そう、私は侯爵家の嫡男を産む義務があります。そのための優秀で派閥の関係ない結婚相手です。
しかしどうにも、旦那様が過労働でお疲れになっていたり、夜遅くまで領地経営について勉強なさっていたり、そのことになると何故か辛そうな顔をなさるので、円滑な結婚生活の方を優先した結果、ただ普通に寝る日が多く……。
「…………ハッ。浅はかだな」
私が考え始めた時、旦那様の蔑むような嗤いで沈黙は破られました。
「子供が育ってから、俺が由来であるせいで虐げられるかもしれない。名前は、貴様らが愛を持って、どんな風に育ってほしいかを祈り、子に一番最初に贈るものだ」
そこは、勝手に名付け親として我が家に取り入るだとか、いざという時の保険とするだとか、そういう思惑を指摘する部分ではないのですか。

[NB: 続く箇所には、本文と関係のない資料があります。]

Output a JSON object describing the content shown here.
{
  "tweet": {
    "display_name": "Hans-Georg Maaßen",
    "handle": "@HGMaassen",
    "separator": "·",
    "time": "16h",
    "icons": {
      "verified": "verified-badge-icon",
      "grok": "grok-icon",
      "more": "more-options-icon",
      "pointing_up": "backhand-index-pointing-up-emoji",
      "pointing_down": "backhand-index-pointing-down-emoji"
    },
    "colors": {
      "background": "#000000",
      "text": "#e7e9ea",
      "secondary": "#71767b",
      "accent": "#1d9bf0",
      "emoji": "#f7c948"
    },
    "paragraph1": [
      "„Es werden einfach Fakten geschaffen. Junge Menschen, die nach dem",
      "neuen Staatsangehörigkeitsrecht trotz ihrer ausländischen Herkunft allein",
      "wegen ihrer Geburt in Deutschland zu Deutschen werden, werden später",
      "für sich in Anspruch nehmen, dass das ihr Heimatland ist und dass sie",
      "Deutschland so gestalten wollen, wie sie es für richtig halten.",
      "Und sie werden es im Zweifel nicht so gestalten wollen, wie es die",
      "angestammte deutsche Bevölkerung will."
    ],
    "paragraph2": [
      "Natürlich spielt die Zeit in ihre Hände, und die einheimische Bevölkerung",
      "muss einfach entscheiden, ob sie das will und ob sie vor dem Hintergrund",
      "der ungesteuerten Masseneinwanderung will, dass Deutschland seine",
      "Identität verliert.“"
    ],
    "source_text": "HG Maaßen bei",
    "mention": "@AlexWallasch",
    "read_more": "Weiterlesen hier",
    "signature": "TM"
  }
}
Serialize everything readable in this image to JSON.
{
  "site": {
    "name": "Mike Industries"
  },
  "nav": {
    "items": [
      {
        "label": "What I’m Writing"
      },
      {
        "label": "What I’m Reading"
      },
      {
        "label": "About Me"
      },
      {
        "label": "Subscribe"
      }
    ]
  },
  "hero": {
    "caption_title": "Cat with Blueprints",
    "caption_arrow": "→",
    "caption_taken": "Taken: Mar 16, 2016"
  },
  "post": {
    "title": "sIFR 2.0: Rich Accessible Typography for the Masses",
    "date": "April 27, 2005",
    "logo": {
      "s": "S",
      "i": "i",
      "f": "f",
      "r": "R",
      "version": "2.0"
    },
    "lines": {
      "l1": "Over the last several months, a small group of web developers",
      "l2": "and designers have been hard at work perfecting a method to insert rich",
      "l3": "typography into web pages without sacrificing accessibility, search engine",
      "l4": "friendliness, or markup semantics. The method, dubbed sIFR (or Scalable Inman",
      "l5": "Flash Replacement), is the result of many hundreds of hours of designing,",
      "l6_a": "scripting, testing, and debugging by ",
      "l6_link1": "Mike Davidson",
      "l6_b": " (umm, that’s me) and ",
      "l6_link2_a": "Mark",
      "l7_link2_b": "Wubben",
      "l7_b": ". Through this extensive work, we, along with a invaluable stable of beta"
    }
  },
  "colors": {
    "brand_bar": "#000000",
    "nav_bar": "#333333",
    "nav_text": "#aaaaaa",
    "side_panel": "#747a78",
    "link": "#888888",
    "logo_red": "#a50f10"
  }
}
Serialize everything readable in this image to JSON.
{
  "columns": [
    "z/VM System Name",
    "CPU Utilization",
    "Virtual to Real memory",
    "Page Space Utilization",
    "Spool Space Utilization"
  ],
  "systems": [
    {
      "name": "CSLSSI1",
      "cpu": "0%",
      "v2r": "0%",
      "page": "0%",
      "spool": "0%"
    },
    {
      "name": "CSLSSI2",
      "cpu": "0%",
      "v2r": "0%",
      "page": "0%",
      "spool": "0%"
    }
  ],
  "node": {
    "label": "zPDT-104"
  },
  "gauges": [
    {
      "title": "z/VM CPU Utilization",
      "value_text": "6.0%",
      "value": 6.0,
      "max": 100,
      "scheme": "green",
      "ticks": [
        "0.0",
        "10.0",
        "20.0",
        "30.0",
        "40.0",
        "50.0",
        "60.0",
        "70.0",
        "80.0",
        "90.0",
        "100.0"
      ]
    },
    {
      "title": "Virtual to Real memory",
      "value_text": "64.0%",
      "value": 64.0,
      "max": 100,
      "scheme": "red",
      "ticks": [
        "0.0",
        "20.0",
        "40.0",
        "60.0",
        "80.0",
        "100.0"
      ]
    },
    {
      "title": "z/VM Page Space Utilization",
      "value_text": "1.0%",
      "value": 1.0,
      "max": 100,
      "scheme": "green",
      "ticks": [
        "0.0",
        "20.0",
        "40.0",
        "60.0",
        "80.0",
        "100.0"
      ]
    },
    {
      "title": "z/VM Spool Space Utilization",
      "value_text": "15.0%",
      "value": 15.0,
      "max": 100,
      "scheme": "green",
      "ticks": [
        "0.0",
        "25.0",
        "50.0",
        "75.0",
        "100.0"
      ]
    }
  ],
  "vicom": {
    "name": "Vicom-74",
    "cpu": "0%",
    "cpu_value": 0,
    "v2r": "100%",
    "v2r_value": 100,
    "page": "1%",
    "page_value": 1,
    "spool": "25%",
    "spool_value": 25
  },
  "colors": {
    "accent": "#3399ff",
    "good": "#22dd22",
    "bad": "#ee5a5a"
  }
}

それでは、ものすごく喜んだ上で、真面目に熟考しただけのいい人です。
男爵夫婦が涙ぐんでいます。もはや拝んでいます。
「後で祝いを送る。不調になる前に帰れ」
捨て台詞のように優しいことを伝え、旦那様は外套を靡かせて部屋から去りました。
追いかけるように執務室を訪ねれば、感極まって泣いていました。
「よかった。ほんとうによかった……」
嗚咽交じりの言葉を聞き取る限り、あの二人は幼い頃より許嫁だったそうです。しかし奥方の実家が破産し、婚約が破棄されかけた時に、男爵の方から声をかけられたというのです。男爵は両親を説得し、個人で旦那様に金を借り、それを元手に奥方の実家と事業を始め、ついには婚約は破られずに回復したのだと。
旦那様はその漢気を買い、学園にいる間だけ使用人として雇ったのだとか。
ドラマ性があるとは思いますが、そんなに泣く理由がわかりません。
政治の道具であり家を繁栄させる子が生まれたのは彼らにとって喜ばしいことですが、貴族同士の結婚はそんなに美しいものではありません。
「きっと可愛い子が生まれるだろう。俺も、抱かせてもらえるだろうか」
その前にご自分の子を気にして欲しいものです。
小姓にも領民の子にも優しく、好いて、好かれています。子供がお嫌いではないのでしょう。
ではなぜ、辛そうな顔をするのですか。私に触れるのを躊躇うのですか。
「想い合っているものが結ばれて、本当に良かった」
その一言で気づきました。
旦那様は、私を、ラッセル侯爵家の一人娘だと思っていないのです。
フレヤ・ラッセルが、想い人と結ばれ、愛され、幸せに子を産むことを、願っているのです。
これは、愛していると、いうことなのでしょうか。
侯爵家の一人娘である私には、何もわかりません。
「旦那様、ハンカチはご入用ですか?」
ただ、もう少しだけ、もう少しだけ旦那様を知ってからでも良いのではないかと、そう思ってしまいました。